On Friday, the City of Leominster filed a suit in Worcester Superior Court against the hospital, health system, and the Department of Public Health, saying DPH never issued a written decision on whether UMass’s plan preserves access for patients in the region. An attorney for the city said the limited response the state did provide to the health system was insufficient. The city has asked for a temporary restraining order, which can last no longer than 10 days, to delay the closing.
The health system said it would not comment on pending litigation but that it would not be able to safely staff the unit after Saturday.
”Based on this, we believe the most clinically appropriate course of action is to close the unit and keep it closed,” the health system said in a statement.
In a statement, DPH said that it had followed the law but could not mandate the center remain open.
”We recognize that this is a very difficult situation for all. But if the birthing unit cannot be operated safely, then we must not allow patients to be put at risk,” the agency said.
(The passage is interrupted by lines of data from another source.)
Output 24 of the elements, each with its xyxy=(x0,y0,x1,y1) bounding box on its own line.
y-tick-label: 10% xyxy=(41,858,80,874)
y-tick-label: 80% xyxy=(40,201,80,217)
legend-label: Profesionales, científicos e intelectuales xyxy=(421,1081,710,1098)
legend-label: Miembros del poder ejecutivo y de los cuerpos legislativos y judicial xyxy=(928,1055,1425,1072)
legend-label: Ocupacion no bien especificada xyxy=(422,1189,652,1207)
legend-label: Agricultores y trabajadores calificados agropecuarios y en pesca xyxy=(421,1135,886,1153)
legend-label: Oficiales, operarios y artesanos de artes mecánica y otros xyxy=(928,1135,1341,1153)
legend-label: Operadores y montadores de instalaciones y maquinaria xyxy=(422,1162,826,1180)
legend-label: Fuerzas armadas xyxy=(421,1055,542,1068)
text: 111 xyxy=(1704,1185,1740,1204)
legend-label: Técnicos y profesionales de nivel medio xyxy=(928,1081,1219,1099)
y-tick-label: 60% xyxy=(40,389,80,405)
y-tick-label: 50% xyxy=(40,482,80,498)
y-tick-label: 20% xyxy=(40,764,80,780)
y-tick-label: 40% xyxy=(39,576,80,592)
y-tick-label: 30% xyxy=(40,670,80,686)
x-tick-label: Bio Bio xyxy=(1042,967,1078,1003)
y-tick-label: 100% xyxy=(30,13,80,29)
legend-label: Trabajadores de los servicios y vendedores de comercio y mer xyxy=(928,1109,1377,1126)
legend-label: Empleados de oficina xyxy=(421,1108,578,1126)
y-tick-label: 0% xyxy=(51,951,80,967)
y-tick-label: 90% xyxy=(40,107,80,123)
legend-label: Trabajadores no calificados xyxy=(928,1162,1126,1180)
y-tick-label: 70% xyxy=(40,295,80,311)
While Healey could not intervene in the closure, she did order two reviews on Friday to ensure Massachusetts residents, particularly in rural and underserved communities, have access to health care. One review will focus on health equity and health outcomes, including access to specialized services such as doula care and mental health care. An additional review will focus on regional access to essential services in Northern Worcester County, in the wake of the Leominster closure.
Both assessments are to be completed by Nov. 15.
UMass Memorial said a total of 39 caregivers will be affected by the closure. Of those, eight nurses have taken other positions with the Leominster hospital and two surgical techs have moved into other positions. Fourteen nurses and two surgical techs chose to receive severance. An additional 13 per diem staff will be laid off.
The unit will close at midnight Saturday. Hospital officials said as of Friday there were one mom and baby in the unit, who they expected would be discharged Saturday. If other patients arrive before Saturday’s closure, a hospital spokesperson said staff would assess their clinical status and determine the course of care at that time.
Tara Corey, a nurse on the maternity ward at Leominster, walked out of her last overnight shift on the maternity ward on Friday morning, taking tearful pictures with colleagues. But for now, sadness has been replaced with anger.
“We fought a hard fight. I’m proud of everything that happened,” Corey said. “But it’s just so infuriating. No matter what we do, no one has control over this situation except the hospital, and they had their minds made up before they announced it.”
Corey said she would work for the rest of her career to change the laws around how the state oversees and regulates hospital closures. Community activists too said they will turn their attention to legislation, with Romero hopeful they could at least stop such closures in other communities.
Activists also hope to regroup, and bring organizations that are willing to provide birthing services into the city.
“UMass may not want to provide it. At this point there’s nothing we can do to stop them,” Romero said. “But we can have conversations about alternatives and other options ... where transportation is not such a barrier and women aren’t having to show up in the emergency department giving birth with staff who aren’t trained to handle certain emergency situations.”